Can teething cause diarrhea? Yes. Sometimes, diarrhea can be associated with teething. When infants are teething, they tend to look for things to chew on to comfort their gums. They might pick up objects that are unclean and ingest germs that can cause diarrhea.
Blue skin or lips
If you notice your child’s skin or lips turning blue, you should immediately call your doctor. This change in skin color means your baby is having breathing problems, and therefore not getting enough oxygen.
It’s very terrifying to watch your little one having seizures. In as much as some are mild, and you may not notice since they last for a few seconds or minutes, it’s important to be careful. Convulsions in young children are mostly caused by high fevers and occur during the first 24 hrs of fever development.

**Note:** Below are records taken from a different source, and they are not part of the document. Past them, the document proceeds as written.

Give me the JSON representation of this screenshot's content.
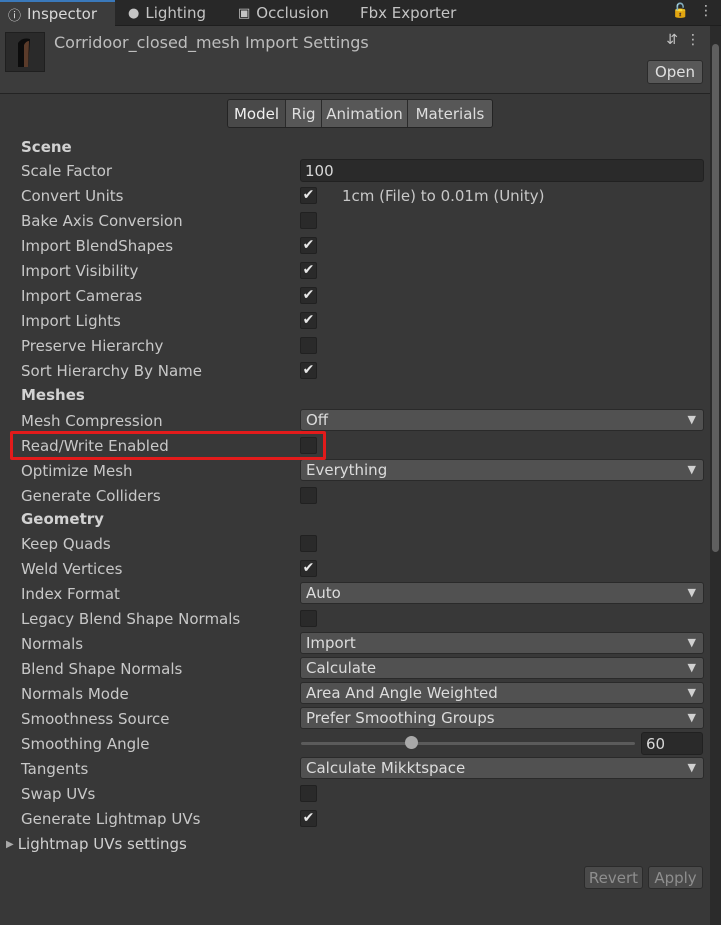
{
  "tabs": [
    {
      "label": "Inspector",
      "icon": "info-icon"
    },
    {
      "label": "Lighting",
      "icon": "bulb-icon"
    },
    {
      "label": "Occlusion",
      "icon": "occlusion-icon"
    },
    {
      "label": "Fbx Exporter",
      "icon": ""
    }
  ],
  "header": {
    "title": "Corridoor_closed_mesh Import Settings",
    "open_label": "Open"
  },
  "segments": [
    "Model",
    "Rig",
    "Animation",
    "Materials"
  ],
  "sections": {
    "scene": "Scene",
    "meshes": "Meshes",
    "geometry": "Geometry"
  },
  "fields": {
    "scale_factor": {
      "label": "Scale Factor",
      "value": "100"
    },
    "convert_units": {
      "label": "Convert Units",
      "checked": true,
      "note": "1cm (File) to 0.01m (Unity)"
    },
    "bake_axis": {
      "label": "Bake Axis Conversion",
      "checked": false
    },
    "import_blendshapes": {
      "label": "Import BlendShapes",
      "checked": true
    },
    "import_visibility": {
      "label": "Import Visibility",
      "checked": true
    },
    "import_cameras": {
      "label": "Import Cameras",
      "checked": true
    },
    "import_lights": {
      "label": "Import Lights",
      "checked": true
    },
    "preserve_hierarchy": {
      "label": "Preserve Hierarchy",
      "checked": false
    },
    "sort_hierarchy": {
      "label": "Sort Hierarchy By Name",
      "checked": true
    },
    "mesh_compression": {
      "label": "Mesh Compression",
      "value": "Off"
    },
    "read_write": {
      "label": "Read/Write Enabled",
      "checked": false
    },
    "optimize_mesh": {
      "label": "Optimize Mesh",
      "value": "Everything"
    },
    "generate_colliders": {
      "label": "Generate Colliders",
      "checked": false
    },
    "keep_quads": {
      "label": "Keep Quads",
      "checked": false
    },
    "weld_vertices": {
      "label": "Weld Vertices",
      "checked": true
    },
    "index_format": {
      "label": "Index Format",
      "value": "Auto"
    },
    "legacy_blend": {
      "label": "Legacy Blend Shape Normals",
      "checked": false
    },
    "normals": {
      "label": "Normals",
      "value": "Import"
    },
    "blend_shape_normals": {
      "label": "Blend Shape Normals",
      "value": "Calculate"
    },
    "normals_mode": {
      "label": "Normals Mode",
      "value": "Area And Angle Weighted"
    },
    "smoothness_source": {
      "label": "Smoothness Source",
      "value": "Prefer Smoothing Groups"
    },
    "smoothing_angle": {
      "label": "Smoothing Angle",
      "value": "60",
      "fraction": 0.33
    },
    "tangents": {
      "label": "Tangents",
      "value": "Calculate Mikktspace"
    },
    "swap_uvs": {
      "label": "Swap UVs",
      "checked": false
    },
    "generate_lightmap_uvs": {
      "label": "Generate Lightmap UVs",
      "checked": true
    }
  },
  "foldout": {
    "label": "Lightmap UVs settings"
  },
  "footer": {
    "revert_label": "Revert",
    "apply_label": "Apply"
  },
  "colors": {
    "highlight": "#e31b1b",
    "accent": "#3a79bb"
  }
}
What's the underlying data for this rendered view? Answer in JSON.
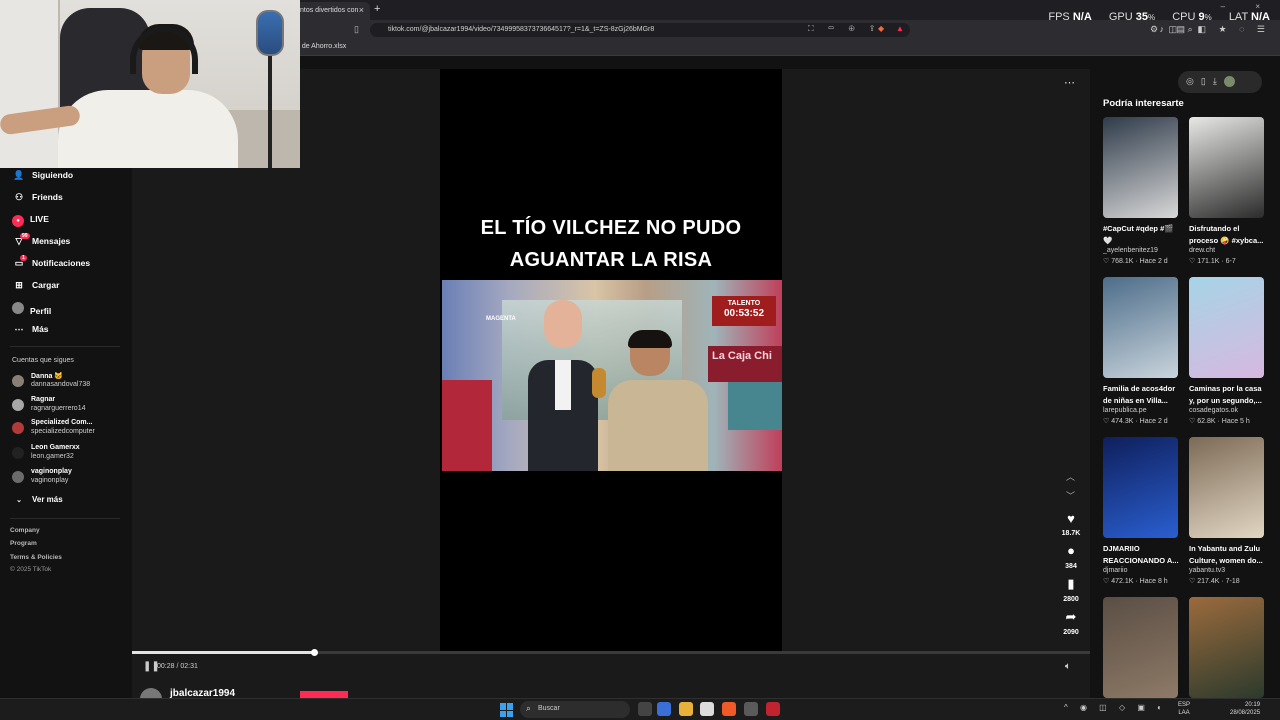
{
  "browser": {
    "tab_title": "ntos divertidos con",
    "tab_close": "×",
    "new_tab": "+",
    "url": "tiktok.com/@jbalcazar1994/video/7349995837373664517?_r=1&_t=ZS-8zGj26bMGr8",
    "bookmark_label": "n de Ahorro.xlsx",
    "window_controls": "–  ×"
  },
  "hud": {
    "fps_label": "FPS",
    "fps_value": "N/A",
    "gpu_label": "GPU",
    "gpu_value": "35",
    "cpu_label": "CPU",
    "cpu_value": "9",
    "lat_label": "LAT",
    "lat_value": "N/A"
  },
  "sidebar": {
    "items": [
      {
        "label": "Siguiendo",
        "icon": "following-icon"
      },
      {
        "label": "Friends",
        "icon": "friends-icon"
      },
      {
        "label": "LIVE",
        "icon": "live-icon"
      },
      {
        "label": "Mensajes",
        "icon": "messages-icon",
        "badge": "99"
      },
      {
        "label": "Notificaciones",
        "icon": "notifications-icon",
        "badge": "1"
      },
      {
        "label": "Cargar",
        "icon": "upload-icon"
      },
      {
        "label": "Perfil",
        "icon": "profile-icon"
      },
      {
        "label": "Más",
        "icon": "more-icon"
      }
    ],
    "following_title": "Cuentas que sigues",
    "accounts": [
      {
        "name": "Danna 🐱",
        "handle": "dannasandoval738"
      },
      {
        "name": "Ragnar",
        "handle": "ragnarguerrero14"
      },
      {
        "name": "Specialized Com...",
        "handle": "specializedcomputer"
      },
      {
        "name": "Leon Gamerxx",
        "handle": "leon.gamer32"
      },
      {
        "name": "vaginonplay",
        "handle": "vaginonplay"
      }
    ],
    "see_more": "Ver más",
    "footer": [
      "Company",
      "Program",
      "Terms & Policies",
      "© 2025 TikTok"
    ]
  },
  "video": {
    "caption_line1": "EL TÍO VILCHEZ NO PUDO",
    "caption_line2": "AGUANTAR LA RISA",
    "clip_sign": "La Caja Chi",
    "clip_timer_top": "TALENTO",
    "clip_timer": "00:53:52",
    "clip_logo": "MAGENTA",
    "time": "00:28 / 02:31",
    "progress": 0.19,
    "author": "jbalcazar1994",
    "likes": "18.7K",
    "comments": "384",
    "saves": "2800",
    "shares": "2090"
  },
  "recommendations": {
    "title": "Podría interesarte",
    "items": [
      {
        "title1": "#CapCut #qdep #🎬",
        "title2": "🤍",
        "author": "_ayelenbenitez19",
        "views": "768.1K",
        "time": "Hace 2 d",
        "colors": [
          "#2f3b4a",
          "#d8d8d8"
        ]
      },
      {
        "title1": "Disfrutando el",
        "title2": "proceso 🤪 #xybca...",
        "author": "drew.cht",
        "views": "171.1K",
        "time": "6-7",
        "colors": [
          "#e8e8e6",
          "#2b2b2b"
        ]
      },
      {
        "title1": "Familia de acos4dor",
        "title2": "de niñas en Villa...",
        "author": "larepublica.pe",
        "views": "474.3K",
        "time": "Hace 2 d",
        "colors": [
          "#4d6d8a",
          "#c9d4dc"
        ]
      },
      {
        "title1": "Caminas por la casa",
        "title2": "y, por un segundo,...",
        "author": "cosadegatos.ok",
        "views": "62.8K",
        "time": "Hace 5 h",
        "colors": [
          "#a6d4e6",
          "#d7b8e0"
        ]
      },
      {
        "title1": "DJMARIIO",
        "title2": "REACCIONANDO A...",
        "author": "djmariio",
        "views": "472.1K",
        "time": "Hace 8 h",
        "colors": [
          "#0f1f5c",
          "#2a5fd0"
        ]
      },
      {
        "title1": "In Yabantu and Zulu",
        "title2": "Culture, women do...",
        "author": "yabantu.tv3",
        "views": "217.4K",
        "time": "7-18",
        "colors": [
          "#7c6a56",
          "#e2d7c4"
        ]
      },
      {
        "title1": "",
        "title2": "",
        "author": "",
        "views": "",
        "time": "",
        "colors": [
          "#5a4e44",
          "#8e7a67"
        ]
      },
      {
        "title1": "",
        "title2": "",
        "author": "",
        "views": "",
        "time": "",
        "colors": [
          "#9b6b3d",
          "#2c3a2c"
        ]
      }
    ]
  },
  "taskbar": {
    "search_placeholder": "Buscar",
    "lang_line1": "ESP",
    "lang_line2": "LAA",
    "time": "20:19",
    "date": "28/08/2025"
  },
  "colors": {
    "accent": "#fe2c55",
    "background": "#121212"
  }
}
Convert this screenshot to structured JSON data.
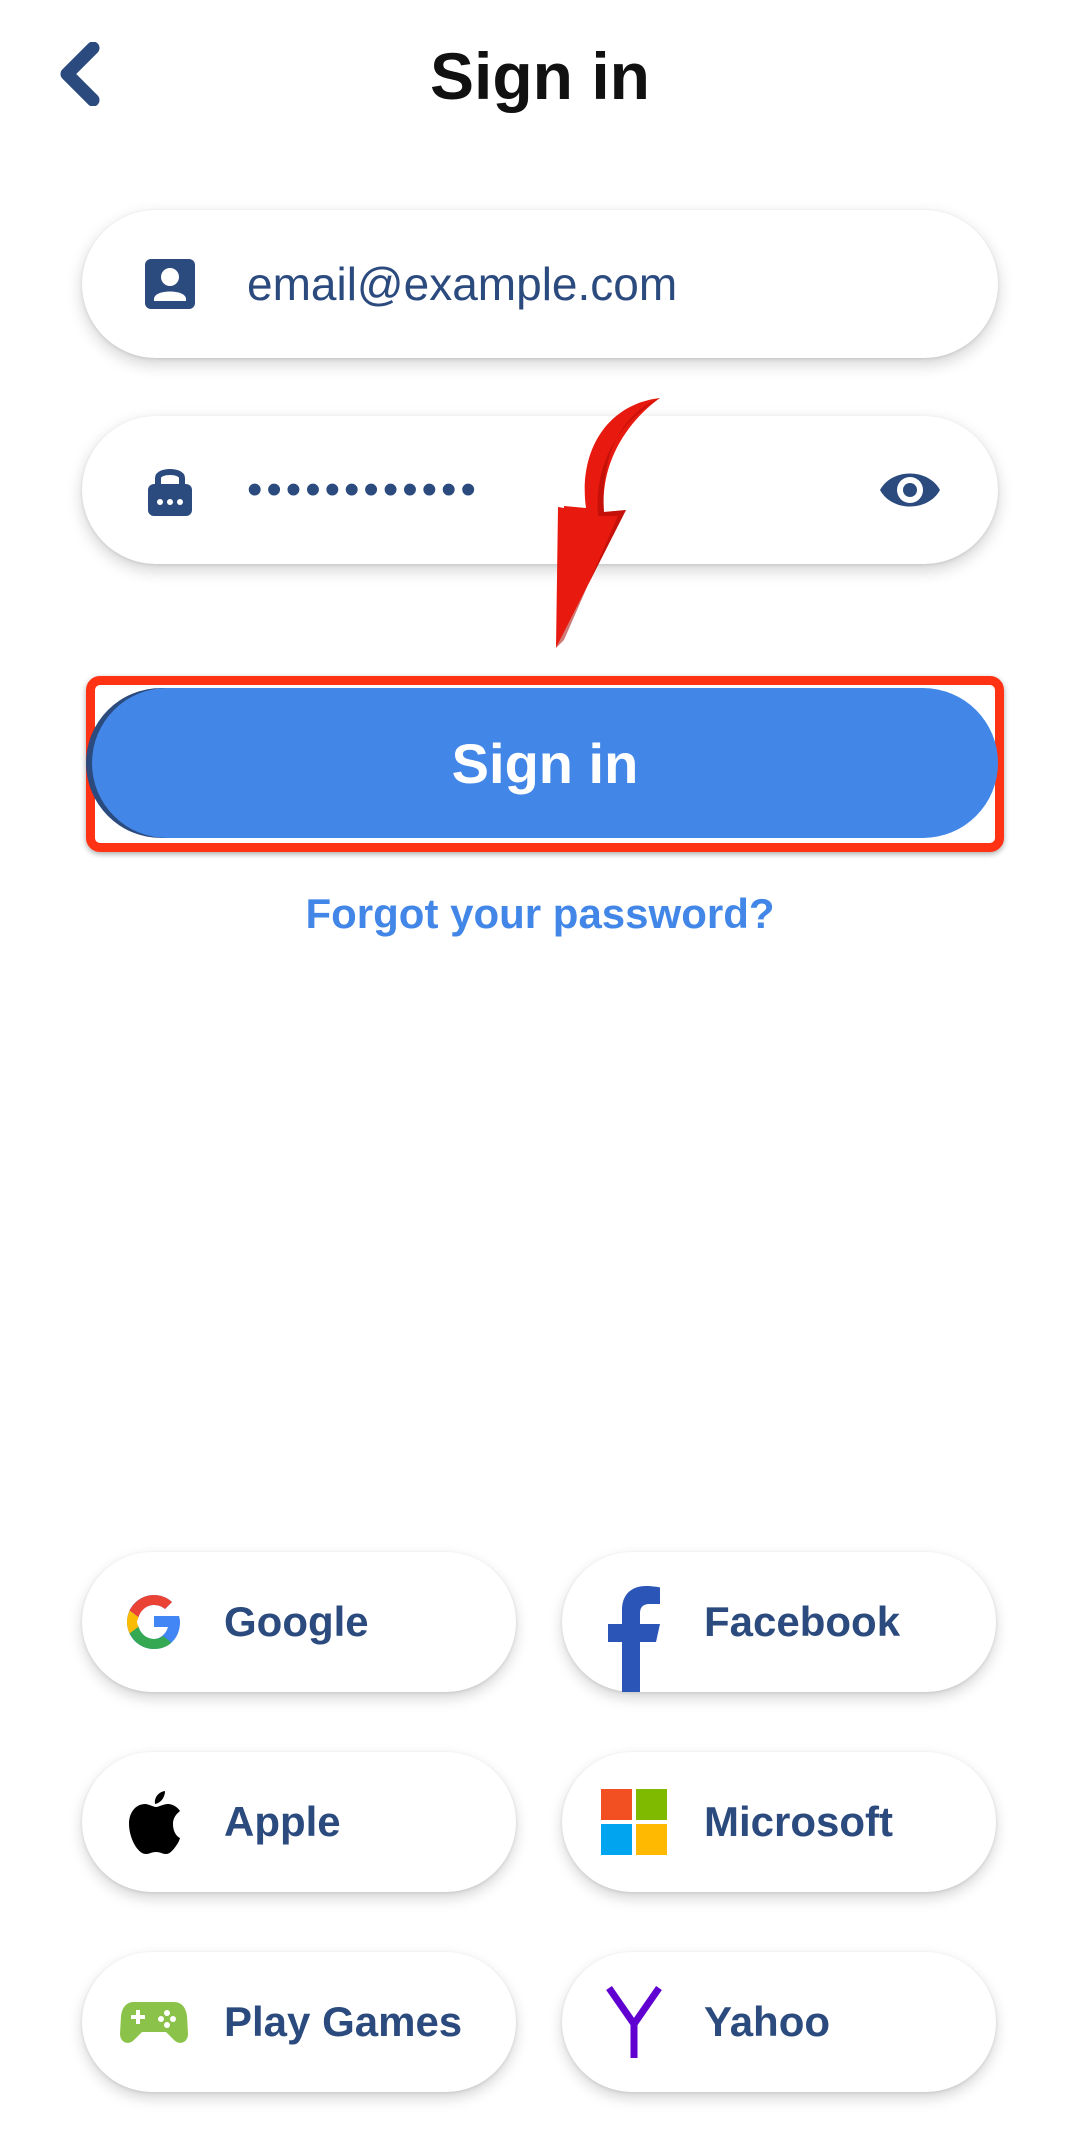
{
  "header": {
    "title": "Sign in"
  },
  "form": {
    "email_placeholder": "email@example.com",
    "password_value": "••••••••••••",
    "submit_label": "Sign in",
    "forgot_label": "Forgot your password?"
  },
  "social": [
    {
      "label": "Google",
      "icon": "google-icon"
    },
    {
      "label": "Facebook",
      "icon": "facebook-icon"
    },
    {
      "label": "Apple",
      "icon": "apple-icon"
    },
    {
      "label": "Microsoft",
      "icon": "microsoft-icon"
    },
    {
      "label": "Play Games",
      "icon": "play-games-icon"
    },
    {
      "label": "Yahoo",
      "icon": "yahoo-icon"
    }
  ],
  "colors": {
    "primary": "#4287e8",
    "navy": "#2b4a7e",
    "highlight": "#ff3214",
    "arrow": "#e8190e"
  }
}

To ensure your baby is safe during convulsions:
- Place the baby on his side, away from hard objects, and turn his head to one side so he won’t choke if he vomits.
- Loosen any clothing and make sure there’s nothing in the baby’s mouth.
- Contact your healthcare provider.
If a seizure or convulsion lasts longer than three minutes, call 911.
Swollen or sunken fontanelle
Fontanelle is the space between the bones of the skull in an infant. It’s the soft spot on top of the baby’s head. In the first few months of your baby’s development, the soft spot pulsates in the rhythm of your baby’s heartbeat.
A sunken fontanelle is a sign that the baby is dehydrated, while a swollen one could be a sign of something more serious such as meningitis.
It’s advisable that if ever in doubt about your child’s behavioral changes, you should immediately contact your healthcare provider.